We called them that because their pursuits were ‘holy’. Lettice was an artist at arranging church flowers in uncompromising brass vases & took hot nourishing dishes to the sick and the poor. Emmie dealt with the choir. She rattled them and bullied them into singing but her own magnificent voice had more to do with it than anything else. Of wonderful volume, purity and compass, it nevertheless had not one ounce of sympathy or tenderness; & to hear her singing the Indian love lyrics was an astonishing experience.
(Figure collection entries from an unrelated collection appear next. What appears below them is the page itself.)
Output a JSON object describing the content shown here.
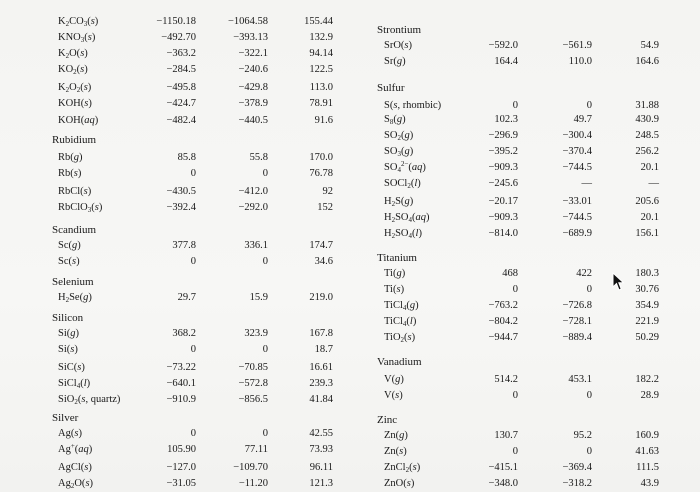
{
  "table": {
    "left": [
      {
        "kind": "row",
        "name_html": "K<sub>2</sub>CO<sub>3</sub>(<i>s</i>)",
        "h": "−1150.18",
        "g": "−1064.58",
        "s": "155.44"
      },
      {
        "kind": "row",
        "name_html": "KNO<sub>3</sub>(<i>s</i>)",
        "h": "−492.70",
        "g": "−393.13",
        "s": "132.9"
      },
      {
        "kind": "row",
        "name_html": "K<sub>2</sub>O(<i>s</i>)",
        "h": "−363.2",
        "g": "−322.1",
        "s": "94.14"
      },
      {
        "kind": "row",
        "name_html": "KO<sub>2</sub>(<i>s</i>)",
        "h": "−284.5",
        "g": "−240.6",
        "s": "122.5"
      },
      {
        "kind": "row",
        "name_html": "K<sub>2</sub>O<sub>2</sub>(<i>s</i>)",
        "h": "−495.8",
        "g": "−429.8",
        "s": "113.0"
      },
      {
        "kind": "row",
        "name_html": "KOH(<i>s</i>)",
        "h": "−424.7",
        "g": "−378.9",
        "s": "78.91"
      },
      {
        "kind": "row",
        "name_html": "KOH(<i>aq</i>)",
        "h": "−482.4",
        "g": "−440.5",
        "s": "91.6"
      },
      {
        "kind": "header",
        "label": "Rubidium"
      },
      {
        "kind": "row",
        "name_html": "Rb(<i>g</i>)",
        "h": "85.8",
        "g": "55.8",
        "s": "170.0"
      },
      {
        "kind": "row",
        "name_html": "Rb(<i>s</i>)",
        "h": "0",
        "g": "0",
        "s": "76.78"
      },
      {
        "kind": "row",
        "name_html": "RbCl(<i>s</i>)",
        "h": "−430.5",
        "g": "−412.0",
        "s": "92"
      },
      {
        "kind": "row",
        "name_html": "RbClO<sub>3</sub>(<i>s</i>)",
        "h": "−392.4",
        "g": "−292.0",
        "s": "152"
      },
      {
        "kind": "header",
        "label": "Scandium"
      },
      {
        "kind": "row",
        "name_html": "Sc(<i>g</i>)",
        "h": "377.8",
        "g": "336.1",
        "s": "174.7"
      },
      {
        "kind": "row",
        "name_html": "Sc(<i>s</i>)",
        "h": "0",
        "g": "0",
        "s": "34.6"
      },
      {
        "kind": "header",
        "label": "Selenium"
      },
      {
        "kind": "row",
        "name_html": "H<sub>2</sub>Se(<i>g</i>)",
        "h": "29.7",
        "g": "15.9",
        "s": "219.0"
      },
      {
        "kind": "header",
        "label": "Silicon"
      },
      {
        "kind": "row",
        "name_html": "Si(<i>g</i>)",
        "h": "368.2",
        "g": "323.9",
        "s": "167.8"
      },
      {
        "kind": "row",
        "name_html": "Si(<i>s</i>)",
        "h": "0",
        "g": "0",
        "s": "18.7"
      },
      {
        "kind": "row",
        "name_html": "SiC(<i>s</i>)",
        "h": "−73.22",
        "g": "−70.85",
        "s": "16.61"
      },
      {
        "kind": "row",
        "name_html": "SiCl<sub>4</sub>(<i>l</i>)",
        "h": "−640.1",
        "g": "−572.8",
        "s": "239.3"
      },
      {
        "kind": "row",
        "name_html": "SiO<sub>2</sub>(<i>s</i>, quartz)",
        "h": "−910.9",
        "g": "−856.5",
        "s": "41.84"
      },
      {
        "kind": "header",
        "label": "Silver"
      },
      {
        "kind": "row",
        "name_html": "Ag(<i>s</i>)",
        "h": "0",
        "g": "0",
        "s": "42.55"
      },
      {
        "kind": "row",
        "name_html": "Ag<sup>+</sup>(<i>aq</i>)",
        "h": "105.90",
        "g": "77.11",
        "s": "73.93"
      },
      {
        "kind": "row",
        "name_html": "AgCl(<i>s</i>)",
        "h": "−127.0",
        "g": "−109.70",
        "s": "96.11"
      },
      {
        "kind": "row",
        "name_html": "Ag<sub>2</sub>O(<i>s</i>)",
        "h": "−31.05",
        "g": "−11.20",
        "s": "121.3"
      }
    ],
    "right": [
      {
        "kind": "header",
        "label": "Strontium"
      },
      {
        "kind": "row",
        "name_html": "SrO(<i>s</i>)",
        "h": "−592.0",
        "g": "−561.9",
        "s": "54.9"
      },
      {
        "kind": "row",
        "name_html": "Sr(<i>g</i>)",
        "h": "164.4",
        "g": "110.0",
        "s": "164.6"
      },
      {
        "kind": "header",
        "label": "Sulfur"
      },
      {
        "kind": "row",
        "name_html": "S(<i>s</i>, rhombic)",
        "h": "0",
        "g": "0",
        "s": "31.88"
      },
      {
        "kind": "row",
        "name_html": "S<sub>8</sub>(<i>g</i>)",
        "h": "102.3",
        "g": "49.7",
        "s": "430.9"
      },
      {
        "kind": "row",
        "name_html": "SO<sub>2</sub>(<i>g</i>)",
        "h": "−296.9",
        "g": "−300.4",
        "s": "248.5"
      },
      {
        "kind": "row",
        "name_html": "SO<sub>3</sub>(<i>g</i>)",
        "h": "−395.2",
        "g": "−370.4",
        "s": "256.2"
      },
      {
        "kind": "row",
        "name_html": "SO<sub>4</sub><sup>2−</sup>(<i>aq</i>)",
        "h": "−909.3",
        "g": "−744.5",
        "s": "20.1"
      },
      {
        "kind": "row",
        "name_html": "SOCl<sub>2</sub>(<i>l</i>)",
        "h": "−245.6",
        "g": "—",
        "s": "—"
      },
      {
        "kind": "row",
        "name_html": "H<sub>2</sub>S(<i>g</i>)",
        "h": "−20.17",
        "g": "−33.01",
        "s": "205.6"
      },
      {
        "kind": "row",
        "name_html": "H<sub>2</sub>SO<sub>4</sub>(<i>aq</i>)",
        "h": "−909.3",
        "g": "−744.5",
        "s": "20.1"
      },
      {
        "kind": "row",
        "name_html": "H<sub>2</sub>SO<sub>4</sub>(<i>l</i>)",
        "h": "−814.0",
        "g": "−689.9",
        "s": "156.1"
      },
      {
        "kind": "header",
        "label": "Titanium"
      },
      {
        "kind": "row",
        "name_html": "Ti(<i>g</i>)",
        "h": "468",
        "g": "422",
        "s": "180.3"
      },
      {
        "kind": "row",
        "name_html": "Ti(<i>s</i>)",
        "h": "0",
        "g": "0",
        "s": "30.76"
      },
      {
        "kind": "row",
        "name_html": "TiCl<sub>4</sub>(<i>g</i>)",
        "h": "−763.2",
        "g": "−726.8",
        "s": "354.9"
      },
      {
        "kind": "row",
        "name_html": "TiCl<sub>4</sub>(<i>l</i>)",
        "h": "−804.2",
        "g": "−728.1",
        "s": "221.9"
      },
      {
        "kind": "row",
        "name_html": "TiO<sub>2</sub>(<i>s</i>)",
        "h": "−944.7",
        "g": "−889.4",
        "s": "50.29"
      },
      {
        "kind": "header",
        "label": "Vanadium"
      },
      {
        "kind": "row",
        "name_html": "V(<i>g</i>)",
        "h": "514.2",
        "g": "453.1",
        "s": "182.2"
      },
      {
        "kind": "row",
        "name_html": "V(<i>s</i>)",
        "h": "0",
        "g": "0",
        "s": "28.9"
      },
      {
        "kind": "header",
        "label": "Zinc"
      },
      {
        "kind": "row",
        "name_html": "Zn(<i>g</i>)",
        "h": "130.7",
        "g": "95.2",
        "s": "160.9"
      },
      {
        "kind": "row",
        "name_html": "Zn(<i>s</i>)",
        "h": "0",
        "g": "0",
        "s": "41.63"
      },
      {
        "kind": "row",
        "name_html": "ZnCl<sub>2</sub>(<i>s</i>)",
        "h": "−415.1",
        "g": "−369.4",
        "s": "111.5"
      },
      {
        "kind": "row",
        "name_html": "ZnO(<i>s</i>)",
        "h": "−348.0",
        "g": "−318.2",
        "s": "43.9"
      }
    ]
  },
  "cursor_icon": "mouse-pointer-icon"
}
She was a grand figure of a woman, but manlike in the simplicity of her life and dress. A wonderfully sweet smile redeemed the severity and ruggedness of her countenance & her crowning glory was in very truth her hair – Five silken tresses of a glorious golden colour were wound in thick plaits round her head. Sometimes I would ask her to undo it and it would float around her like a cascade of golden light to below her knees. She was the man of the party and the other two Nevins sisters used jokingly to be called her two wives.
Emmie Tatham, the youngest of a large family lived with her aged mother. Miriam and Lettice Nevins looked after their widowed mother in a small cottage in Hammersley Lane. In 1916 Mrs Nevins died & these two unmarried daughters went to live with the Tathams. The death soon after of Mrs Tatham made no difference to the menage, & the three women continued to live together. Emmie and Lettice were inseparable & shared a bedroom and a bed. Lettice ran the house – busy, narrow minded and thin lipped, she was not a favourite but she was extraordinarily capable and good at her job, loyal and possessed of a heart of gold. Miriam, the odd man out, was loved by everyone and Emmie was always very tender towards her.
She, of all of them could have rightly been called a Holy Woman, for she was goodness itself. She kept the household sane and sweet, for all her self effacement & humility. & her own innate sweetness gave a dignity to the difficult position she filled so happily. Miriam’s share of the household duties was to act as scribe & help in the garden – they all gardened, but Emmie did the lion’s share.
Occasionally they would ask me to spend an evening with them. The 2 ‘wives’ would be sitting sewing or mending, while Emmie, snug in a velvet jacket would enjoy her evening pipe. Presently she would read to us from a book on Italian travel or from a criticism on the pictures of the Italian school.
I missed Emmie most. She was a strong healthy creature – Downright in thought & word, honest in all her doings & with a gift of comradeship which she gave to those who had won her affection.